In January 2009 Wake County EMS began a new "Advanced Practice Paramedic" (APP) program designed to add a new and efficient enhancement to the existing EMS service.
The APP program has three main objectives:
Reduce the occurrence of medical crises for people with specific medical conditions known to benefit from close medical monitoring. Increasing the overall well-being of the person can prevent the need for EMS response and decrease the time and money spent by patients and other taxpayers for emergency room visits and hospital stays.
Studies show that diabetics, high blood pressure patients with congestive heart failure, those with increased risk of falls, and children with asthma may all significantly benefit by home visits from medical care providers such as our Advanced Practice Paramedics.
Respond on potentially critical emergencies to provide an additional experienced paramedic in support of the paramedics on the ambulances. While some EMS systems use a "paramedic chase car" to provide the lone paramedic responding to assist a basic ambulance, our approach brings APPs to provide a supplemental paramedic with a high frequency of critical patient care encounters to augment the care being provided by our outstanding ambulance-based EMS providers.
The Wake County EMS System currently uses 17 specially trained Advanced Practice Paramedics to operate up to five APP response units at the busiest times of the day, with at least two of those units remaining in service overnight. They operate out of single-responder vehicles with full set of paramedic equipment. To become qualified, APPs attend an in-house education program consisting of more than 200 didactic hours and 128 clinical hours.

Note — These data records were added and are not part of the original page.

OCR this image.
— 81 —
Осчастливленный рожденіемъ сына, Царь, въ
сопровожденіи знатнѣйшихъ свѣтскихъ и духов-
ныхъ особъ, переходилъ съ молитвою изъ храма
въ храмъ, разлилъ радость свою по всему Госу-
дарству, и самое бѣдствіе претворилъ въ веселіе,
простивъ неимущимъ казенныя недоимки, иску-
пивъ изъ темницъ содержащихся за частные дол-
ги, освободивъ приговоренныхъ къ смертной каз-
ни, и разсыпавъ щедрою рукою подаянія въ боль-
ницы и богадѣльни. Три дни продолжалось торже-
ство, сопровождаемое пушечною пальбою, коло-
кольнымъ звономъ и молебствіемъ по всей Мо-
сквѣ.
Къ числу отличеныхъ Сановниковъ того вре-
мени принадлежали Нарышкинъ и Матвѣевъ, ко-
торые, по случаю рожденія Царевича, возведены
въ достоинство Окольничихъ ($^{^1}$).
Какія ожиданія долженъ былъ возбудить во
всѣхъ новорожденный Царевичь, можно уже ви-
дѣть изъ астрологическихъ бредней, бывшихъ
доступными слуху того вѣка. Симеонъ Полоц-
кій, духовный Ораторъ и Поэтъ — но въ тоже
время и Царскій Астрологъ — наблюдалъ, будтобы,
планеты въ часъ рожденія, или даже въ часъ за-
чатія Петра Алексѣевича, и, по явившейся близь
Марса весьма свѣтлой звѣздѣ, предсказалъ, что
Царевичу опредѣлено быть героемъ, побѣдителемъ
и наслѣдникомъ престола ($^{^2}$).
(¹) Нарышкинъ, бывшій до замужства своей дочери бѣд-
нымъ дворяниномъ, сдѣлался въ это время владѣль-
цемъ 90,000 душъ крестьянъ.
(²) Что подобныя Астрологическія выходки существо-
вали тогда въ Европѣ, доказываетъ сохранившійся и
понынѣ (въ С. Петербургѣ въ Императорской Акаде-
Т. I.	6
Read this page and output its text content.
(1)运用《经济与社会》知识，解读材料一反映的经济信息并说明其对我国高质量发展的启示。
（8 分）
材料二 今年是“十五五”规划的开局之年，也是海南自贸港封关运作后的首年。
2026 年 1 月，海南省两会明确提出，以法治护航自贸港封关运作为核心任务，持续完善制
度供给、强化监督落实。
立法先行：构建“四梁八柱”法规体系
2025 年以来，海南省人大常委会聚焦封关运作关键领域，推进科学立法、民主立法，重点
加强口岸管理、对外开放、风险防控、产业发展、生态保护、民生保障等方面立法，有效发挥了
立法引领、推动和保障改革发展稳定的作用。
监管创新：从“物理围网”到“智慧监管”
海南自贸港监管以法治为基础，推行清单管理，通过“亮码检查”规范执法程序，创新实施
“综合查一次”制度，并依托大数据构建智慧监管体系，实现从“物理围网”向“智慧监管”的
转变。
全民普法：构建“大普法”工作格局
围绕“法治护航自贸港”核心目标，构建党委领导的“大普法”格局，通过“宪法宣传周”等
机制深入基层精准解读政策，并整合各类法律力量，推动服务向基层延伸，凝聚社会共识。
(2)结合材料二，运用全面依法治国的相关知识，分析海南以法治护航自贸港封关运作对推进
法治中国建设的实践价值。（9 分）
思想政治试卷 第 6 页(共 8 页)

Redirect care for people with mental health or substance abuse crises at facilities other than the emergency room when no other medical emergency exists. APPs may evaluate a patient along with paramedics from a responding ambulance to help determine if the patient would benefit by treatment at another facility. For appropriate patients, the APP will determine the best alternative treatment location and arrange for the patient’s transportation and admission.
The mean hold time for a mental health patient in an emergency department is 14 hours. In one six-month period of the APP program, we referred 167 patients to more appropriate treatment facilities. That freed approximately 2,400 bed-hours in local emergency departments.